A break load of 80 kg was required at an extension of 160%.
After immersing the tube in diesel at 50° C. for 150 hours, the fuse was detonated successfully. The time in which the fuse consistently failed was very much later than a corresponding fuse which lacked the presence of KClO4 (below 80 hours)
It will be appreciated that the core loading will be variable depending on the sleep time field conditions, and strength required. Preliminary tests suggest, however, that a core loading of from about 15 to 25 mgm-1 will be suitable for an oil resistant shock tube.

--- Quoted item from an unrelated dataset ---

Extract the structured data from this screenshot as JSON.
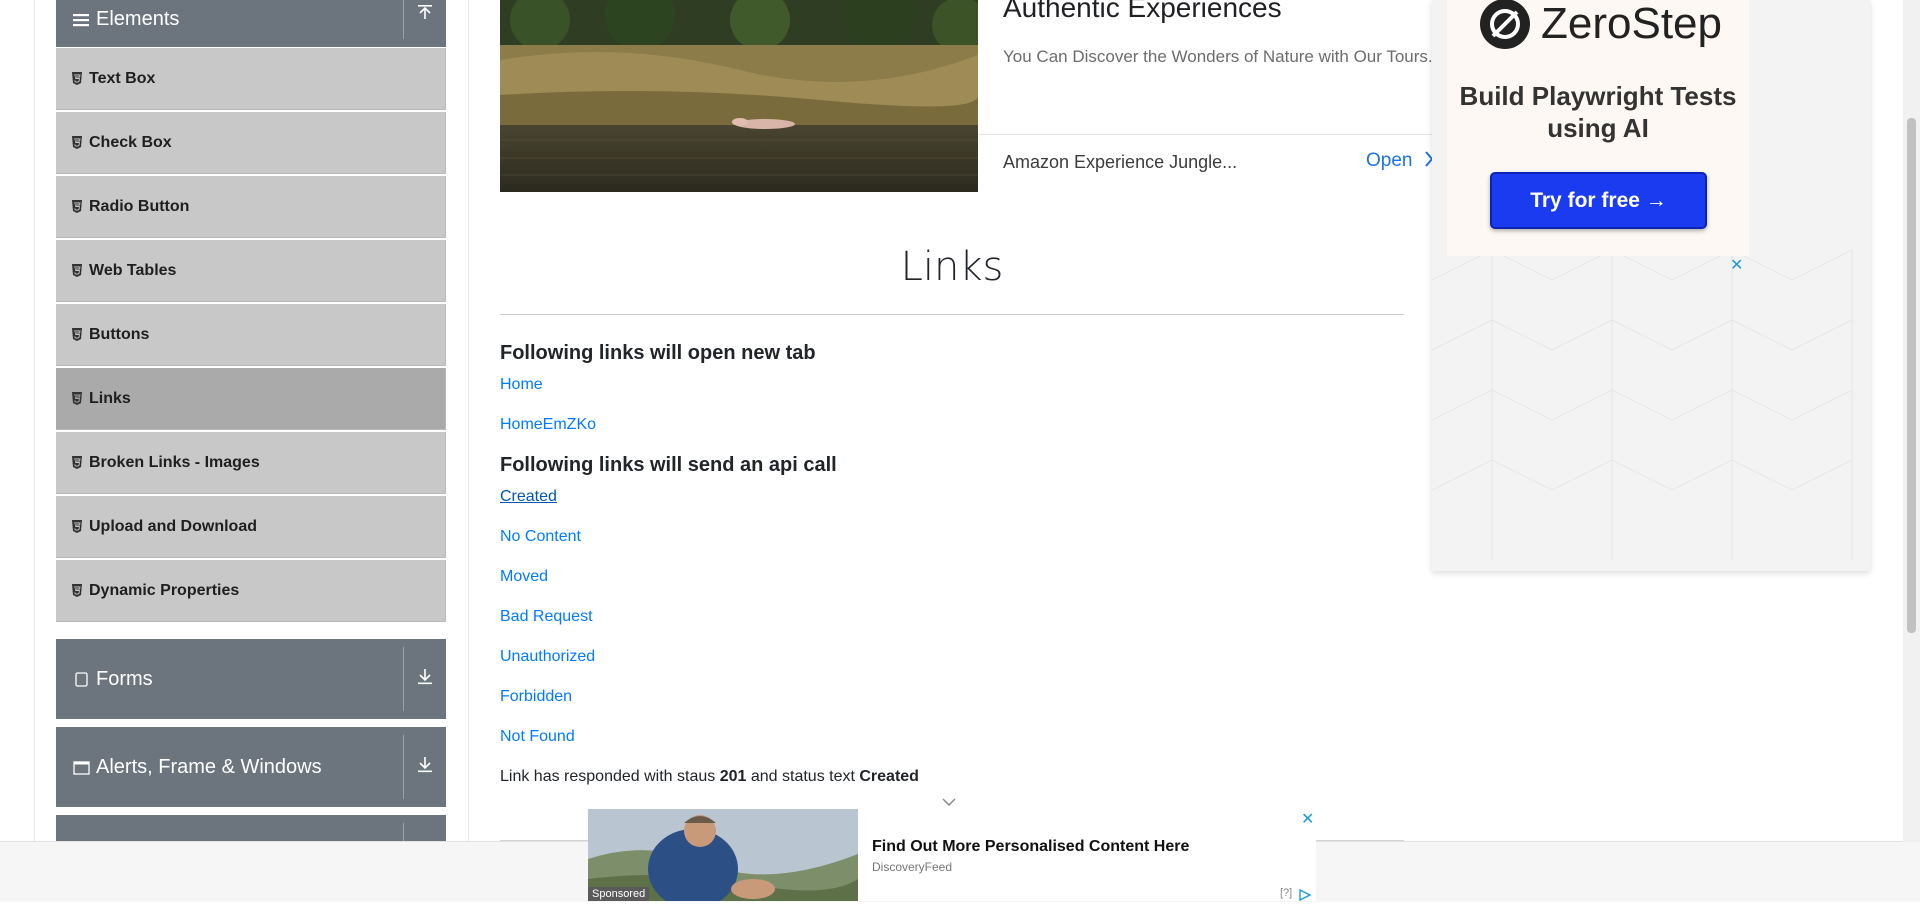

Of course the temperature (and therefore penetration) of the fuel used in the field will vary considerably (from say 25° C. to 70° C.) and therefore this should be borne in mind when constructing a low energy fuse of the invention which must have a specified minimum sleep time.
The invention also extends to low-energy fuse assemblies comprising delay elements and/or detonators connected to one or both ends of the transmission tubing as aforesaid.